Gannett Co., the publisher of USA Today, surged the most in more than four years after agreeing to buy Belo Corp. for about $1.5 billion, gaining TV stations to reduce its dependence on its shrinking newspaper business.
Gannett rose 34 percent to $26.60 at the close in New York, the biggest one-day gain since April 2009. The McLean, Virginia-based publisher will pay $13.75 per Belo share in cash and assume $715 million in debt, according to a statement today. The per-share price is 28 percent above Belo’s closing price yesterday, a premium that’s 14 percent higher than the average for similar deals, according to Bloomberg Industries analyst Paul Sweeney.
The acquisition will make Gannett the fourth-largest owner of major network affiliates, almost doubling the number of stations to 43 from 23. Adding more local broadcasters in U.S. cities such as Houston gives Gannett leverage with cable and satellite distributors when they renegotiate licensing fees.

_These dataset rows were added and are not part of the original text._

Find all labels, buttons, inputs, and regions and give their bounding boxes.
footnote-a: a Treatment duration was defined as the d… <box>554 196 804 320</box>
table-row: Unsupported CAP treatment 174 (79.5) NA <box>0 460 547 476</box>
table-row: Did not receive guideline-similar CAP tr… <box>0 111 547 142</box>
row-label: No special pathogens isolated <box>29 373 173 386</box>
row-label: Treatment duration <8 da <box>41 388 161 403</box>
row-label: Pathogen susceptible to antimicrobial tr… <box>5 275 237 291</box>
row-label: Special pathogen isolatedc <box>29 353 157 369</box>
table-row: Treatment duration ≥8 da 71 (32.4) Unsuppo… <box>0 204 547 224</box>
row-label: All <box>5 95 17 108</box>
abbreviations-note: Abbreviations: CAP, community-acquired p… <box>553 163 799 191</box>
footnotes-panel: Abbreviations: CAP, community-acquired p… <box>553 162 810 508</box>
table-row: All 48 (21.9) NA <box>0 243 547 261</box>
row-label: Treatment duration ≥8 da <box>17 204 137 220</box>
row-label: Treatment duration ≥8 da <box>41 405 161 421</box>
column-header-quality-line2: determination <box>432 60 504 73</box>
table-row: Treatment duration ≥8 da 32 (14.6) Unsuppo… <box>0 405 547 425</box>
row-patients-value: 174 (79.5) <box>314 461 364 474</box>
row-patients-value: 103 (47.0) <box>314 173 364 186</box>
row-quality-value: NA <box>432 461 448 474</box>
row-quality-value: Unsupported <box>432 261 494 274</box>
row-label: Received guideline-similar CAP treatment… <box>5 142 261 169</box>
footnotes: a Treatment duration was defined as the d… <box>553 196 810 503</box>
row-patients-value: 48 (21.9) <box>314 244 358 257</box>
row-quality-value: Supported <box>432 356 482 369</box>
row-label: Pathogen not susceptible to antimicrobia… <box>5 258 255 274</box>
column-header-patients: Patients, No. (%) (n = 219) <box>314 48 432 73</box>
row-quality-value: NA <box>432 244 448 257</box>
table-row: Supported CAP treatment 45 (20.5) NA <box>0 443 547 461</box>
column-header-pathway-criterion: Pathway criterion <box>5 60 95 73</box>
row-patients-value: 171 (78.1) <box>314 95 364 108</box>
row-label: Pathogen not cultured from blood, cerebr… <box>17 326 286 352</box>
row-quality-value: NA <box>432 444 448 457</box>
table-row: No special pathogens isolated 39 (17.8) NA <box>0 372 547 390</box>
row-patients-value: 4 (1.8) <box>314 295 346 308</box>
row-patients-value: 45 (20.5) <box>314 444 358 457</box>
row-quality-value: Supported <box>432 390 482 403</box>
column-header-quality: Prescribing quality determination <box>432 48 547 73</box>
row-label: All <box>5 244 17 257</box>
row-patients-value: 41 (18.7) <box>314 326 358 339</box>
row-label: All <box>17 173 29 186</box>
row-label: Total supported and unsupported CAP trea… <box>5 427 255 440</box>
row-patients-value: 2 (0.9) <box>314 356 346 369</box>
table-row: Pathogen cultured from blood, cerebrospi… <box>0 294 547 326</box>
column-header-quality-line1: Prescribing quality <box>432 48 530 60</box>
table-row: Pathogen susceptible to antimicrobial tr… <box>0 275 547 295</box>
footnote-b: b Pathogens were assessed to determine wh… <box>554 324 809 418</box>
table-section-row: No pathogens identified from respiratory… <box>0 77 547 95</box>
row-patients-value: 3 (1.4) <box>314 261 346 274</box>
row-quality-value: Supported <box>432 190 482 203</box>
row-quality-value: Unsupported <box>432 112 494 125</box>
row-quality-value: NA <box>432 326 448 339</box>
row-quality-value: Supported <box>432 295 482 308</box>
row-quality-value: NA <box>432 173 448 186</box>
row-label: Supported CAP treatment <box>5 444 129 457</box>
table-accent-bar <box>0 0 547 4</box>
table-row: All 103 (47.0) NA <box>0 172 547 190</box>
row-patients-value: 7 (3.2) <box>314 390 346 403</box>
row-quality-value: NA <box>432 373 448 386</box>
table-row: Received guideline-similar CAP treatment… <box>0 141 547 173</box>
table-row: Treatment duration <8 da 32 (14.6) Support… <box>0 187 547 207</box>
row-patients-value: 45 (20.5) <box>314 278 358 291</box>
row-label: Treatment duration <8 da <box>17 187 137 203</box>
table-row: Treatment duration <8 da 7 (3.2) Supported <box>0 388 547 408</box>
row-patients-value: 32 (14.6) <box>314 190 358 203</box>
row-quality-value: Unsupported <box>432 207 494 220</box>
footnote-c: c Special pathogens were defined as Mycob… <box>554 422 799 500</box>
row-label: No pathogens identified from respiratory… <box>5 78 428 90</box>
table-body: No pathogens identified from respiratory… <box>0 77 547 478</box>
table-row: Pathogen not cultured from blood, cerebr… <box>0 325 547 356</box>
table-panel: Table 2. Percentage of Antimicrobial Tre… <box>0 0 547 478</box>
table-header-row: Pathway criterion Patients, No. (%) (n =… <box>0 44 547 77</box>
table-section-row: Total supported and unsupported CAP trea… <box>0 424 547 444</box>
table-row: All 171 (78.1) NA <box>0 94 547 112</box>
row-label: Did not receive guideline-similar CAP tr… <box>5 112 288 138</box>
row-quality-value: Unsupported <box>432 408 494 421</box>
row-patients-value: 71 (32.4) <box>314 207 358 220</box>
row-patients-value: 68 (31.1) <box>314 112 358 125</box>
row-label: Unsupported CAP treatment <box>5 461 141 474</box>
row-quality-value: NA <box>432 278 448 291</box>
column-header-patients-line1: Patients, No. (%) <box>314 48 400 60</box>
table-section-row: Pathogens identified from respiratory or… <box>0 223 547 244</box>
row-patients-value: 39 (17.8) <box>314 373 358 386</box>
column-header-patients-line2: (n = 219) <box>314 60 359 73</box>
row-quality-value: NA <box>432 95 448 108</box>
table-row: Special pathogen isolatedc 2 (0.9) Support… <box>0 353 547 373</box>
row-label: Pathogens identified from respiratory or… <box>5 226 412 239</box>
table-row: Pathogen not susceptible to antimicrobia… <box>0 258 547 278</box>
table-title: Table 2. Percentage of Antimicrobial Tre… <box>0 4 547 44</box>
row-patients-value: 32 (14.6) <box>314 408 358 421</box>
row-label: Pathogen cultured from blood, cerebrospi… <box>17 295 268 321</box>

“It gives them bargaining power like crazy,” William Smead, chief executive of Smead Capital Management Inc., said in an interview. His firm manages 1.1 million in Gannett shares.
In addition to Houston, the deal gives Gannett stations in other major markets in Texas as well as in Arizona and in parts of the South and Northwest. The stations, and the broadcast networks they’re affiliated with, are beginning to extract fees from cable and satellite operators such as Comcast Corp. and DirecTV in exchange for distributing local-TV programming. Those fees are estimated to rise 28 percent this year to $3 billion industrywide, according to SNL Kagan.
The pace of mergers has accelerated in the broadcast-TV industry: Last week, Media General Inc. agreed to buy New Young Broadcasting Holding Co., while Sinclair Broadcast Group Inc. has spent more than $1.84 billion on broadcasters in the past two years.
“Consolidation continues in the industry,” Tracy Young, a media analyst at Evercore Partners, said in an interview. “At the end of the day there’ll be a handful of players.”
The transaction also underscores Gannett’s exposure to the weakening newspaper industry. The company’s publishing business declined 23 percent in operating income last year from 2011. Gannett’s broadcast division, meanwhile, gained 47 percent in the same period. Gannett’s broadcasting division already accounts for 52 percent of its annual operating income.
Gannett’s acquisition doesn’t include newspapers such as the Dallas Morning News, which Belo spun off into a separately traded company in 2008 called A.H. Belo Corp.
“We wanted to move Gannett into being a more diversified multimedia company,” said Gracia Martore, president and chief executive officer of Gannett, in an interview. “This was a unique transaction which provides enormous scale, and it solidifies Gannett as the largest local-media company in the U.S.”
Gannett shares have advanced 48 percent this year. Dallas-based Belo jumped 28 percent to $13.77 at the close in New York, its biggest one-day increase in more than four years. Other media stocks also gained on the news. Sinclair rose 13 percent to $27.15, while New York Times Co. gained 6 percent to $10.75.
The deal is expected to increase earnings by about 50 cents a share within 12 months, Gannett said, citing a measurement that doesn’t conform with generally accepted accounting principles. The improvement in cash flow will help Gannett pay down debt while remaining committed to capital allocation, the publisher said.
Gannett will continue share repurchases and replaced its old plan with a new $300 million authorization expected to be used over the next two years, according to the statement.
JPMorgan Chase & Co. is providing financial advice to Gannett, and Nixon Peabody LLP and Paul Hastings LLP are the acquirer’s legal advisers. Royal Bank of Canada is Belo’s financial adviser, while legal advice is being provided by Wachtell Lipton Rosen & Katz.